Beijing's Olympic Stadium avec Smog - photo by JoAnn Sturman
Terra Cotta Warriors - photo by JoAnn Sturman
As the airliner descended, the coal fire haze obscured Chongqing, a bustling megalopolis of 28,000,000 on the Yangtze River, and the point of embarkation for the 410 mile cruise down the river to the Three Gorges Dam. Throughout the voyage we peered through the smokey air toward the shore and observed ubiquitous signs on either side the gorge indicating their precise elevation, for when the reservoir was filled its surface would be precisely 175 meters above sea level. To avoid the rising water, 1.3 million people were either displaced or moved to entirely new villages higher up the steep hills bordering the Yangtze.

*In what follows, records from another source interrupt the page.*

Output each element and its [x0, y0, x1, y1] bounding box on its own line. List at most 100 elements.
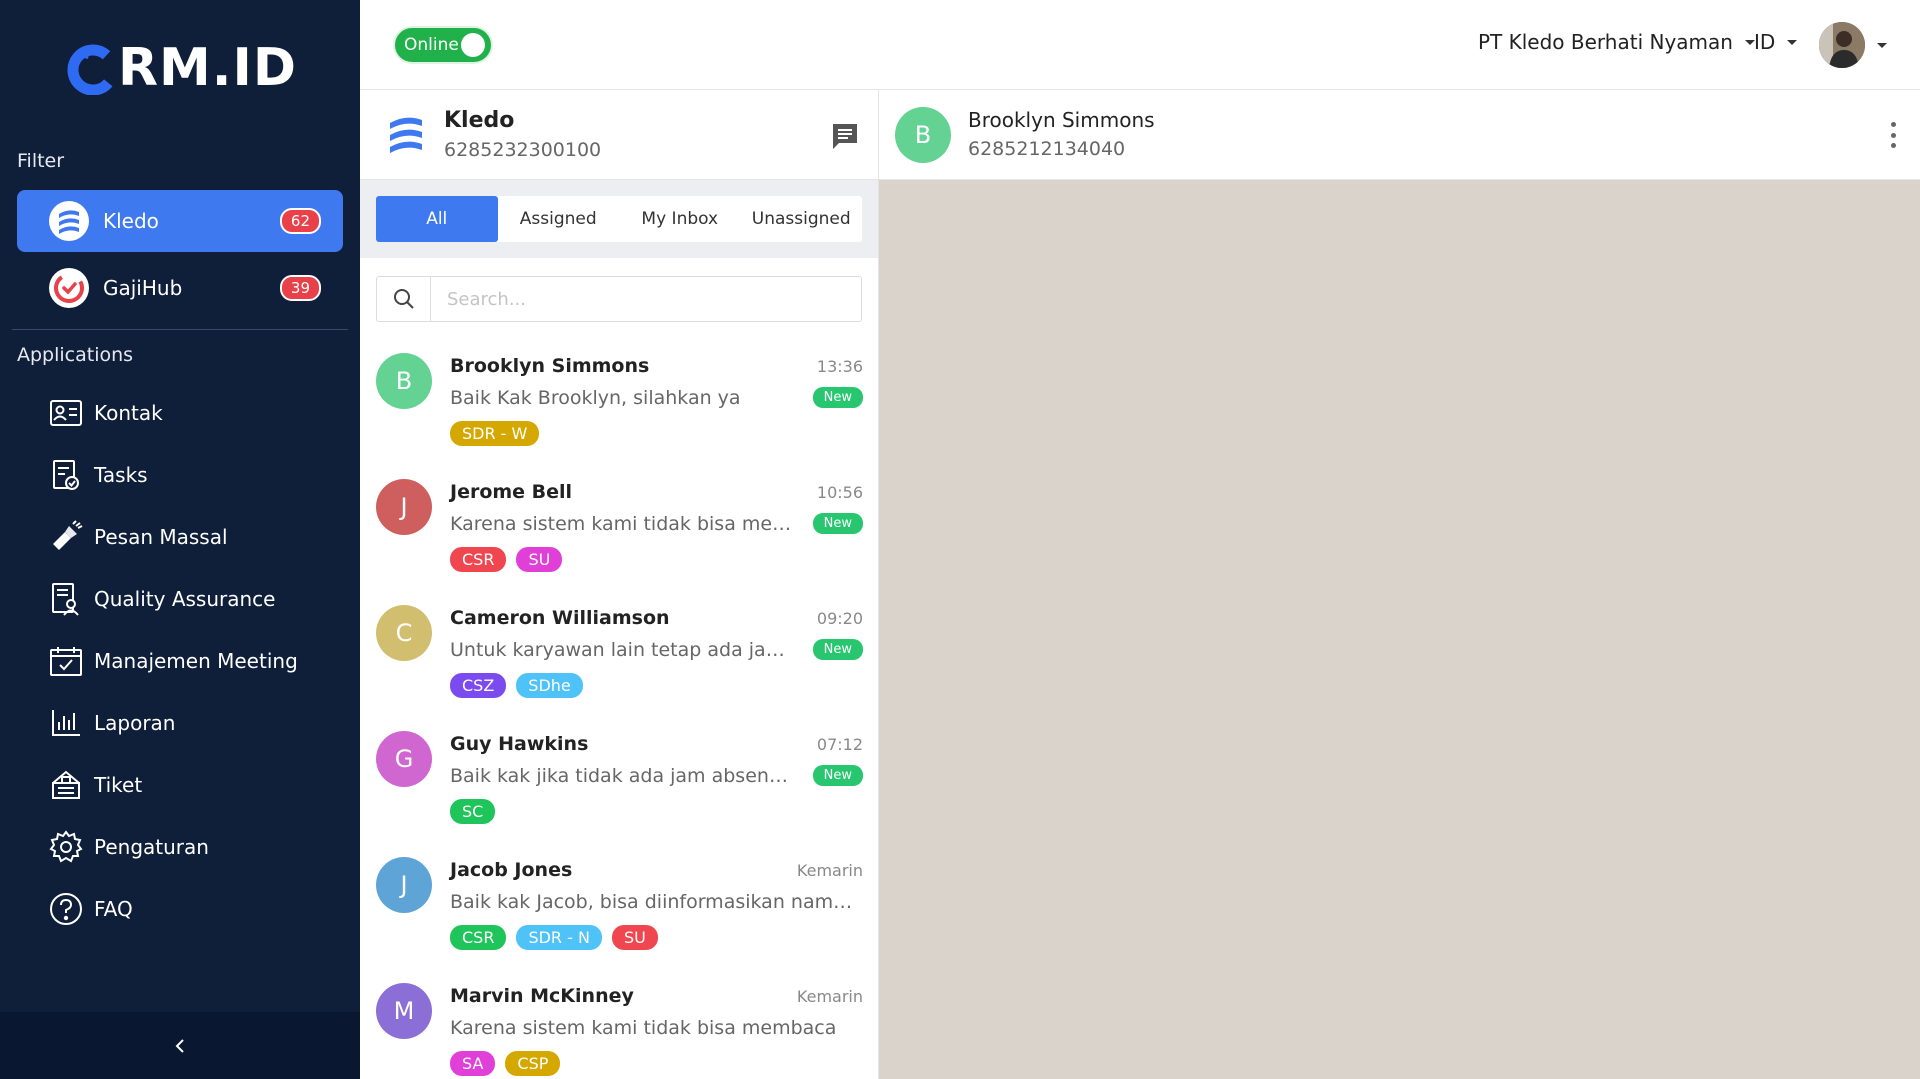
tab-my-inbox[interactable]: My Inbox: [619, 196, 741, 242]
message-preview: Baik kak Jacob, bisa diinformasikan nama…: [450, 891, 860, 913]
company-name: PT Kledo Berhati Nyaman: [1478, 30, 1733, 54]
applications-label: Applications: [17, 344, 134, 366]
topbar: Online PT Kledo Berhati Nyaman ID: [360, 0, 1920, 90]
channel-kledo[interactable]: Kledo 62: [17, 190, 343, 252]
tag-list: SA CSP: [450, 1051, 561, 1076]
more-options-icon[interactable]: [1888, 120, 1898, 150]
unread-badge: 39: [279, 275, 321, 301]
inbox-header: Kledo 6285232300100: [360, 90, 878, 180]
calendar-icon: [48, 643, 84, 679]
nav-label: Tasks: [94, 463, 148, 487]
caret-down-icon: [1787, 39, 1798, 45]
contact-name: Jacob Jones: [450, 859, 573, 881]
nav-item-pengaturan[interactable]: Pengaturan: [48, 827, 209, 867]
nav-label: Quality Assurance: [94, 587, 276, 611]
contact-avatar: C: [376, 605, 432, 661]
inbox-panel: Kledo 6285232300100 All Assigned My Inbo…: [360, 90, 879, 1079]
tag-list: CSZ SDhe: [450, 673, 583, 698]
chevron-left-icon: [175, 1038, 184, 1053]
nav-item-manajemen-meeting[interactable]: Manajemen Meeting: [48, 641, 298, 681]
message-time: 10:56: [816, 483, 863, 502]
language-dropdown[interactable]: ID: [1754, 30, 1798, 54]
contact-name: Brooklyn Simmons: [968, 108, 1155, 132]
tag-list: CSR SU: [450, 547, 563, 572]
conversation-item[interactable]: J Jacob Jones Kemarin Baik kak Jacob, bi…: [360, 847, 879, 973]
conversation-item[interactable]: M Marvin McKinney Kemarin Karena sistem …: [360, 973, 879, 1079]
ticket-icon: [48, 767, 84, 803]
message-time: 13:36: [816, 357, 863, 376]
contact-tag: SU: [516, 547, 563, 572]
tab-assigned[interactable]: Assigned: [498, 196, 620, 242]
contact-tag: SDR - N: [516, 925, 602, 950]
logo-c-icon: [67, 44, 119, 95]
message-time: 07:12: [816, 735, 863, 754]
tag-list: SC: [450, 799, 496, 824]
contact-avatar: G: [376, 731, 432, 787]
nav-item-quality-assurance[interactable]: Quality Assurance: [48, 579, 275, 619]
sidebar: RM.ID Filter Kledo 62 GajiHub 39 Applica…: [0, 0, 360, 1079]
quality-assurance-icon: [48, 581, 84, 617]
sidebar-divider: [12, 329, 348, 330]
company-dropdown[interactable]: PT Kledo Berhati Nyaman: [1478, 30, 1755, 54]
kledo-channel-icon: [49, 201, 89, 241]
inbox-name: Kledo: [444, 108, 515, 133]
chat-panel: B Brooklyn Simmons 6285212134040: [879, 90, 1920, 1079]
contact-phone: 6285212134040: [968, 138, 1126, 160]
contact-name: Marvin McKinney: [450, 985, 634, 1007]
message-time: Kemarin: [796, 987, 863, 1006]
nav-item-tasks[interactable]: Tasks: [48, 455, 148, 495]
channel-gajihub[interactable]: GajiHub 39: [17, 257, 343, 319]
conversation-item[interactable]: B Brooklyn Simmons 13:36 Baik Kak Brookl…: [360, 343, 879, 469]
user-menu[interactable]: [1819, 22, 1887, 68]
message-preview: Karena sistem kami tidak bisa membaca: [450, 513, 795, 535]
nav-label: Laporan: [94, 711, 176, 735]
language-code: ID: [1754, 30, 1776, 54]
contact-tag: SA: [450, 1051, 496, 1076]
conversation-item[interactable]: C Cameron Williamson 09:20 Untuk karyawa…: [360, 595, 879, 721]
contact-avatar: J: [376, 479, 432, 535]
tab-all[interactable]: All: [376, 196, 498, 242]
contact-card-icon: [48, 395, 84, 431]
message-time: Kemarin: [796, 861, 863, 880]
sidebar-collapse-button[interactable]: [0, 1012, 360, 1079]
contact-name: Cameron Williamson: [450, 607, 670, 629]
nav-item-kontak[interactable]: Kontak: [48, 393, 163, 433]
nav-item-pesan-massal[interactable]: Pesan Massal: [48, 517, 228, 557]
contact-tag: CSR: [450, 925, 507, 950]
tab-unassigned[interactable]: Unassigned: [741, 196, 863, 242]
contact-avatar: B: [376, 353, 432, 409]
message-preview: Baik Kak Brooklyn, silahkan ya: [450, 387, 741, 409]
user-avatar: [1819, 22, 1865, 68]
inbox-tabs: All Assigned My Inbox Unassigned: [376, 196, 862, 242]
nav-label: Manajemen Meeting: [94, 649, 298, 673]
message-time: 09:20: [816, 609, 863, 628]
inbox-tabs-bar: All Assigned My Inbox Unassigned: [360, 180, 878, 258]
new-badge: New: [812, 513, 863, 534]
contact-tag: SU: [611, 925, 658, 950]
contact-tag: CSR: [450, 547, 507, 572]
nav-item-faq[interactable]: FAQ: [48, 889, 133, 929]
search-box: [376, 276, 862, 322]
caret-down-icon: [1877, 42, 1887, 48]
nav-item-tiket[interactable]: Tiket: [48, 765, 142, 805]
contact-avatar: M: [376, 983, 432, 1039]
new-message-icon[interactable]: [830, 122, 860, 150]
chat-header: B Brooklyn Simmons 6285212134040: [879, 90, 1920, 180]
broadcast-icon: [48, 519, 84, 555]
search-input[interactable]: [431, 277, 861, 321]
conversation-item[interactable]: J Jerome Bell 10:56 Karena sistem kami t…: [360, 469, 879, 595]
toggle-knob: [461, 33, 485, 57]
contact-name: Brooklyn Simmons: [450, 355, 650, 377]
online-status-toggle[interactable]: Online: [393, 26, 493, 64]
message-preview: Baik kak jika tidak ada jam absensinya: [450, 765, 795, 787]
new-badge: New: [812, 387, 863, 408]
contact-tag: SDR - W: [450, 421, 540, 446]
contact-name: Jerome Bell: [450, 481, 573, 503]
nav-item-laporan[interactable]: Laporan: [48, 703, 175, 743]
search-icon[interactable]: [377, 277, 431, 321]
nav-label: FAQ: [94, 897, 133, 921]
gajihub-channel-icon: [49, 268, 89, 308]
crm-logo[interactable]: RM.ID: [66, 38, 297, 98]
contact-avatar: B: [895, 107, 951, 163]
conversation-item[interactable]: G Guy Hawkins 07:12 Baik kak jika tidak …: [360, 721, 879, 847]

It was as if all the inhabitants of San Antonio or San Diego or Dallas were forcibly moved and required to leave their homes and possessions to the advancing waters. When it comes to engineering and massive construction, there is no such thing as human rights in the People’s Republic.
Sun and Yangtze River - photo by JoAnn Sturman
Limestone Cavern near Guilen - photo by JoAnn Sturman
Despite the fanfare, the story seemed too good to be true. In a country just as choked for space as for clean air, individual freedom was as rare as good health ("The Sick Man of Asia") and concern for the environment. Prosperity was coming to China, but the Bill of Rights was not along for the trip. And what about the rumors of human rights violations and martial law in Tibet far to the West and away from the media’s prying eyes?